RALEIGH, NC (WWAY) -- People in the Port City who rely on the film industry to survive took their fight to extend film incentives to Raleigh today.
Film incentive advocates tried to educate state lawmakers on what the incentives mean and how they positively impact the state, but some people were not as enthusiastic about the future of film incentives in North Carolina.
It was standing room only as Rep.

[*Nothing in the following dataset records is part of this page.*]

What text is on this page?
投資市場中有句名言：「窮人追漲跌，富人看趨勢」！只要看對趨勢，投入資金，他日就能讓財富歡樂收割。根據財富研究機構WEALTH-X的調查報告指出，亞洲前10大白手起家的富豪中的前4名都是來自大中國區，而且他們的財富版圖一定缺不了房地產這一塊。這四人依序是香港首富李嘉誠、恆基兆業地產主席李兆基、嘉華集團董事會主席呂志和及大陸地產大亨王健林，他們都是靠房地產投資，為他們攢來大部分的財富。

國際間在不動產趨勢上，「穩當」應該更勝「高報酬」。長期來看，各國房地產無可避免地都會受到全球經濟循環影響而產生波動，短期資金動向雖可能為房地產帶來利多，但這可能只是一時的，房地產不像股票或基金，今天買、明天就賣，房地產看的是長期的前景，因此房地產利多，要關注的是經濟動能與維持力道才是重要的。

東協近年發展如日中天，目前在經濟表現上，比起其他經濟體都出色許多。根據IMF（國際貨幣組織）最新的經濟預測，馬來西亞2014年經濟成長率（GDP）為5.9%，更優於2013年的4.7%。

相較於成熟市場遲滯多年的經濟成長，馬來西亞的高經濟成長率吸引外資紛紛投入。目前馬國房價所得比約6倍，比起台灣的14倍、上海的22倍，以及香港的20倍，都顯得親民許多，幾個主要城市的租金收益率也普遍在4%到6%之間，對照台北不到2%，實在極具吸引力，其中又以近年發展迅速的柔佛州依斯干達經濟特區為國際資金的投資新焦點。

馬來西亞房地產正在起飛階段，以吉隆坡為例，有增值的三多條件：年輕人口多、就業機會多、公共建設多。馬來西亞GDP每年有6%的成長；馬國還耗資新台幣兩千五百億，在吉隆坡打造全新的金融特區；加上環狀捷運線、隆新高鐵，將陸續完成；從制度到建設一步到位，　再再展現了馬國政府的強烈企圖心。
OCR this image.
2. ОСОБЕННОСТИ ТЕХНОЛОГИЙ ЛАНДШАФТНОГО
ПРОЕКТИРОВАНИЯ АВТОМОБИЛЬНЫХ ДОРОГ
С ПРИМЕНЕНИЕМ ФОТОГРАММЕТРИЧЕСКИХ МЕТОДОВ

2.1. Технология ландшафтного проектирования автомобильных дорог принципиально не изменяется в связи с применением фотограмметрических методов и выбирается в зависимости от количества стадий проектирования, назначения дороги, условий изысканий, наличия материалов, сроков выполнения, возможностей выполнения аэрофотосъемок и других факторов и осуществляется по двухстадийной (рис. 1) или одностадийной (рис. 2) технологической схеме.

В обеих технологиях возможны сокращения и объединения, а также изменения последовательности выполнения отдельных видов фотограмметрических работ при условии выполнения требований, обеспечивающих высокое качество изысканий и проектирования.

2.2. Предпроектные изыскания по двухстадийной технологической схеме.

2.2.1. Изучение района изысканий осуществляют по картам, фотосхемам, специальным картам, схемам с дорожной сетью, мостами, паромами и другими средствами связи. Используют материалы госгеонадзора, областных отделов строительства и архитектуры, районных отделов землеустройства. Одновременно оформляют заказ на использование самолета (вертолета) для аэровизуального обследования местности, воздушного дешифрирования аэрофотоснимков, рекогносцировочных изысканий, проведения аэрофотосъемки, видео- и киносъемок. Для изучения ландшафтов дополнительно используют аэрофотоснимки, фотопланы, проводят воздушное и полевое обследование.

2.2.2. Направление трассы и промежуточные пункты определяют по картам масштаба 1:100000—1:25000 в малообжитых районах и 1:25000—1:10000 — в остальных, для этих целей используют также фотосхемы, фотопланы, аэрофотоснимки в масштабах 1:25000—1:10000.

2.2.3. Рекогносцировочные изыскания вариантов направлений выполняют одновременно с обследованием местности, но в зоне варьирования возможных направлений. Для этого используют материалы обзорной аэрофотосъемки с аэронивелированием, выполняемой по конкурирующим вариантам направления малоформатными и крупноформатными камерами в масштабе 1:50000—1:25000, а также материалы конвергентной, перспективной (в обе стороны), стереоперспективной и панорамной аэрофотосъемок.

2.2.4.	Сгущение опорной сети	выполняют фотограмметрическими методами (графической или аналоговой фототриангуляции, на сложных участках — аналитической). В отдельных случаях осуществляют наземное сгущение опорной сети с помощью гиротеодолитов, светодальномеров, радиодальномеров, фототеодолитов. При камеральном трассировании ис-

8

Susi Hamilton (D-18th District) led the battle to keep film incentives alive.
"This is my livelihood," T.C. Anyachonkeya said. "I'm an actor and a model."
If the state does not eliminate the sunset clause, which will end film incentives by 2015, advocates say more than 4,000 jobs will cease to exist.
"If we don't keep the tax incentive, then movies won't come to the state, and I don't have a job," UNC School of the Arts Film Student Deniese Lara said.
But those against incentives say there is much more to the story.
"When you hear the stories favoring film incentives, you hear about all of the benefits for the people who have jobs in the film industry and the supplementary benefits for the communities that have these jobs," John Locke Foundation Communications Director Mitch Kokai said. "What you don't hear are the ways that this money would have been spent if not for film incentives."
He says that money could fund important issues our state faces.
"It would go toward government programs that are higher priority like paying teacher salaries or cleaning up the coal ash," Kokai said.
We tried speaking with other state representatives today, including Rep. Chris Millis (R-16th District) and Rep. Rick Catlin (R-20th District), but many were in meetings, were busy or did not want to do an interview.
Hamilton and other local representatives have sponsored a bill that would end the sunset clause for the incentives.
Gov. Pat McCrory's budget plan, though, would totally overhaul how incentives are paid to the film industry.